Getting a good night sleep tends to be more difficulty for women when they are going through menopause. The National Sleep Foundation (NSF) reports that women report the most problems with sleep starting in perimenopause and continuing into post-menopause. These problems include hot flashes, mood disorders, and insomnia. “Generally, post-menopausal women are less satisfied with their sleep and as many as 61% report insomnia symptoms,” NSF stated.
So what can you do to sleep better? Here are six tips that may help:
- Beware of sleep-disorder breathing. “Snoring has also been found to be more common and severe in post-menopausal women,” NSF’s website stated. “Snoring, along with pauses or gasps in breathing are signs of a more serious sleep disorder, obstructive sleep apnea (OSA).” Talk to your doctor if you think you’re experiencing symptoms of apnea so you can be tested and treated, if necessary.
- Eat a healthy diet - NSF recommends avoiding spicy or acidic foods that can trigger hot flashes as well as eating large meals before bedtime. Also, soy-rich foods may help minimize hot flashes.
- Avoid the "Big Three" of nicotine, caffeine and alcohol - According to the NSF; you should avoid using these substances especially prior to going to bed. If you suffer from night hot flashes and do have an alcoholic beverage, I’d suggest that you see if there’s a correlation between the type of alcohol you’re drinking and when you get hot flashes. For instance, I found that I would tend to get night hot flashes when I drink beer, but don’t suffer from them when I drink wine.
- Dress appropriately to sleep – NSF suggests dressing in lightweight sleepwear. Also, consider using a fan or air conditioning to keep the room cool and increase the circulation. And heavy blankets also may cause you to become uncomfortable, thus disturbing your sleep.
- Take a chill pill – Stress and worry can definitely keep you up at night. To get your brain ready for a good night’s sleep, NSF recommends trying relaxation techniques such as meditation, as well as massage and exercise. I wrote about how yoga can help menopausal women who are dealing with insomnia in a recent sharepost. If you’re feeling especially depressed, anxious or are having huge problems that cause you not to be able to relax, schedule an appointment with a behavioral health professional.
- Estrogen may help with the hot flashes - Reuters Health Information reported on a new study of 145 women whose nighttime sleep was disturbed by hot flashes who participated in a study that looked estrogen therapy and sleep.
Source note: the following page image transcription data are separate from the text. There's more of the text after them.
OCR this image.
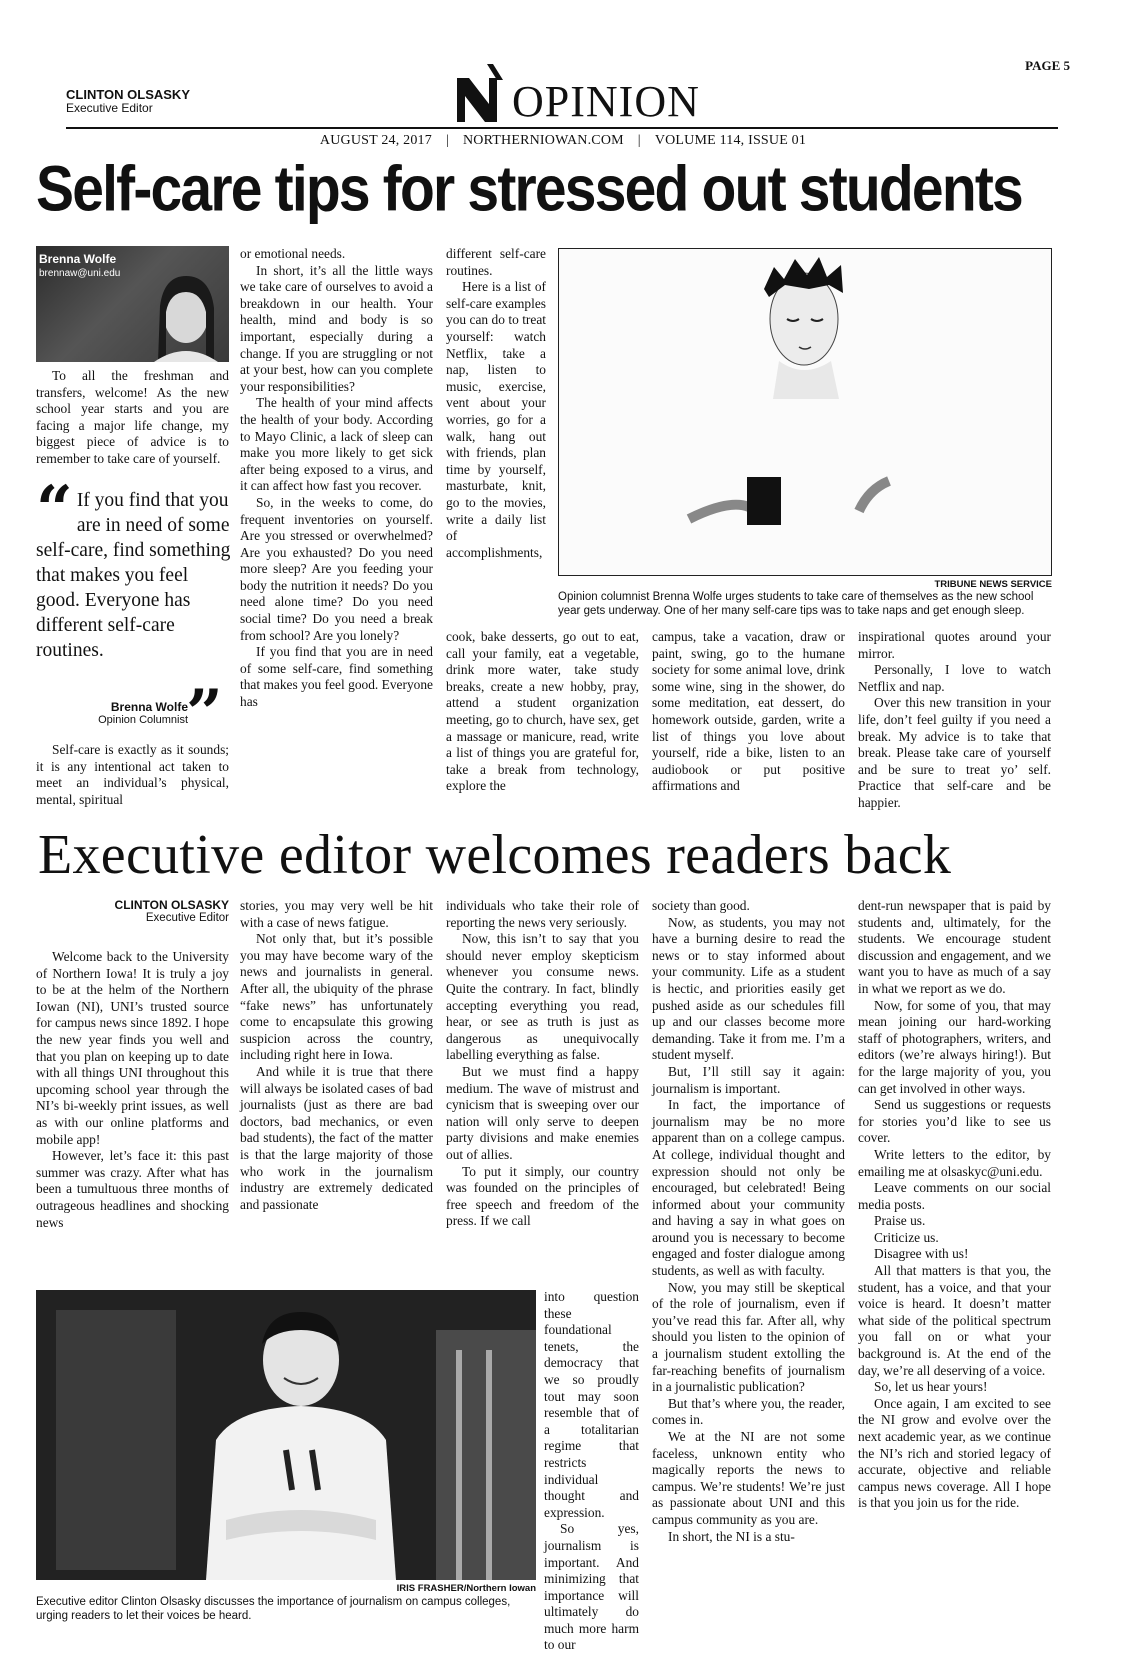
PAGE 5
CLINTON OLSASKY
Executive Editor	OPINION
AUGUST 24, 2017 | NORTHERNIOWAN.COM | VOLUME 114, ISSUE 01
Self-care tips for stressed out students
Brenna Wolfe
brennaw@uni.edu

To all the freshman and transfers, welcome! As the new school year starts and you are facing a major life change, my biggest piece of advice is to remember to take care of yourself.

“ If you find that you are in need of some self-care, find something that makes you feel good. Everyone has different self-care routines.
Brenna Wolfe
Opinion Columnist
”

Self-care is exactly as it sounds; it is any intentional act taken to meet an individual’s physical, mental, spiritual

or emotional needs.

In short, it’s all the little ways we take care of ourselves to avoid a breakdown in our health. Your health, mind and body is so important, especially during a change. If you are struggling or not at your best, how can you complete your responsibilities?

The health of your mind affects the health of your body. According to Mayo Clinic, a lack of sleep can make you more likely to get sick after being exposed to a virus, and it can affect how fast you recover.

So, in the weeks to come, do frequent inventories on yourself. Are you stressed or overwhelmed? Are you exhausted? Do you need more sleep? Are you feeding your body the nutrition it needs? Do you need alone time? Do you need social time? Do you need a break from school? Are you lonely?

If you find that you are in need of some self-care, find something that makes you feel good. Everyone has

different self-care routines.

Here is a list of self-care examples you can do to treat yourself: watch Netflix, take a nap, listen to music, exercise, vent about your worries, go for a walk, hang out with friends, plan time by yourself, masturbate, knit, go to the movies, write a daily list of accomplishments,

TRIBUNE NEWS SERVICE
Opinion columnist Brenna Wolfe urges students to take care of themselves as the new school year gets underway. One of her many self-care tips was to take naps and get enough sleep.

cook, bake desserts, go out to eat, call your family, eat a vegetable, drink more water, take study breaks, create a new hobby, pray, attend a student organization meeting, go to church, have sex, get a massage or manicure, read, write a list of things you are grateful for, take a break from technology, explore the

campus, take a vacation, draw or paint, swing, go to the humane society for some animal love, drink some wine, sing in the shower, do some meditation, eat dessert, do homework outside, garden, write a list of things you love about yourself, ride a bike, listen to an audiobook or put positive affirmations and

inspirational quotes around your mirror.

Personally, I love to watch Netflix and nap.

Over this new transition in your life, don’t feel guilty if you need a break. My advice is to take that break. Please take care of yourself and be sure to treat yo’ self. Practice that self-care and be happier.

Executive editor welcomes readers back
CLINTON OLSASKY
Executive Editor

Welcome back to the University of Northern Iowa! It is truly a joy to be at the helm of the Northern Iowan (NI), UNI’s trusted source for campus news since 1892. I hope the new year finds you well and that you plan on keeping up to date with all things UNI throughout this upcoming school year through the NI’s bi-weekly print issues, as well as with our online platforms and mobile app!

However, let’s face it: this past summer was crazy. After what has been a tumultuous three months of outrageous headlines and shocking news

stories, you may very well be hit with a case of news fatigue.

Not only that, but it’s possible you may have become wary of the news and journalists in general. After all, the ubiquity of the phrase “fake news” has unfortunately come to encapsulate this growing suspicion across the country, including right here in Iowa.

And while it is true that there will always be isolated cases of bad journalists (just as there are bad doctors, bad mechanics, or even bad students), the fact of the matter is that the large majority of those who work in the journalism industry are extremely dedicated and passionate

individuals who take their role of reporting the news very seriously.

Now, this isn’t to say that you should never employ skepticism whenever you consume news. Quite the contrary. In fact, blindly accepting everything you read, hear, or see as truth is just as dangerous as unequivocally labelling everything as false.

But we must find a happy medium. The wave of mistrust and cynicism that is sweeping over our nation will only serve to deepen party divisions and make enemies out of allies.

To put it simply, our country was founded on the principles of free speech and freedom of the press. If we call

IRIS FRASHER/Northern Iowan
Executive editor Clinton Olsasky discusses the importance of journalism on campus colleges, urging readers to let their voices be heard.

into question these foundational tenets, the democracy that we so proudly tout may soon resemble that of a totalitarian regime that restricts individual thought and expression.

So yes, journalism is important. And minimizing that importance will ultimately do much more harm to our

society than good.

Now, as students, you may not have a burning desire to read the news or to stay informed about your community. Life as a student is hectic, and priorities easily get pushed aside as our schedules fill up and our classes become more demanding. Take it from me. I’m a student myself.

But, I’ll still say it again: journalism is important.

In fact, the importance of journalism may be no more apparent than on a college campus. At college, individual thought and expression should not only be encouraged, but celebrated! Being informed about your community and having a say in what goes on around you is necessary to become engaged and foster dialogue among students, as well as with faculty.

Now, you may still be skeptical of the role of journalism, even if you’ve read this far. After all, why should you listen to the opinion of a journalism student extolling the far-reaching benefits of journalism in a journalistic publication?

But that’s where you, the reader, comes in.

We at the NI are not some faceless, unknown entity who magically reports the news to campus. We’re students! We’re just as passionate about UNI and this campus community as you are.

In short, the NI is a stu-

dent-run newspaper that is paid by students and, ultimately, for the students. We encourage student discussion and engagement, and we want you to have as much of a say in what we report as we do.

Now, for some of you, that may mean joining our hard-working staff of photographers, writers, and editors (we’re always hiring!). But for the large majority of you, you can get involved in other ways.

Send us suggestions or requests for stories you’d like to see us cover.

Write letters to the editor, by emailing me at olsaskyc@uni.edu.

Leave comments on our social media posts.

Praise us.

Criticize us.

Disagree with us!

All that matters is that you, the student, has a voice, and that your voice is heard. It doesn’t matter what side of the political spectrum you fall on or what your background is. At the end of the day, we’re all deserving of a voice.

So, let us hear yours!

Once again, I am excited to see the NI grow and evolve over the next academic year, as we continue the NI’s rich and storied legacy of accurate, objective and reliable campus news coverage. All I hope is that you join us for the ride.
A third of these women were given 0.625 milligrams of Enjuvia, a mix of synthetic estrogens, per day while another third of the participants took 0.3 milligrams of this estrogen therapy daily. Participants in the third group were given a placebo. The three- month study had participants keep a diary that detailed how well they slept, how often they woke up during the night, and how sleepy they were during the day. Participants also were asked to wear an electric bracelet periodically during the study in order to measure how much they were moving while they were asleep. The researchers found that the women who were taking the highest dosage of estrogen therapy woke up five fewer times each week. Furthermore, the women who were taking the low dosage woke up approximately four fewer times a week than the group who took the placebo. However, the participants said the quality of their sleep and their sleepiness during the day remained the same. Additionally, the total amount of sleep measured by the monitoring bracelet remained the same. Please note that many experts recommend that if you decide to pursue estrogen therapy, talk with your doctor about taking the lowest dose possible for the shortest time possible.
While sleep might feel like it’s a luxury as you go through menopause, it remains a necessity for your physical and mental health. Therefore, it’s important to figure out what steps you can take so you can get a restful night’s rest.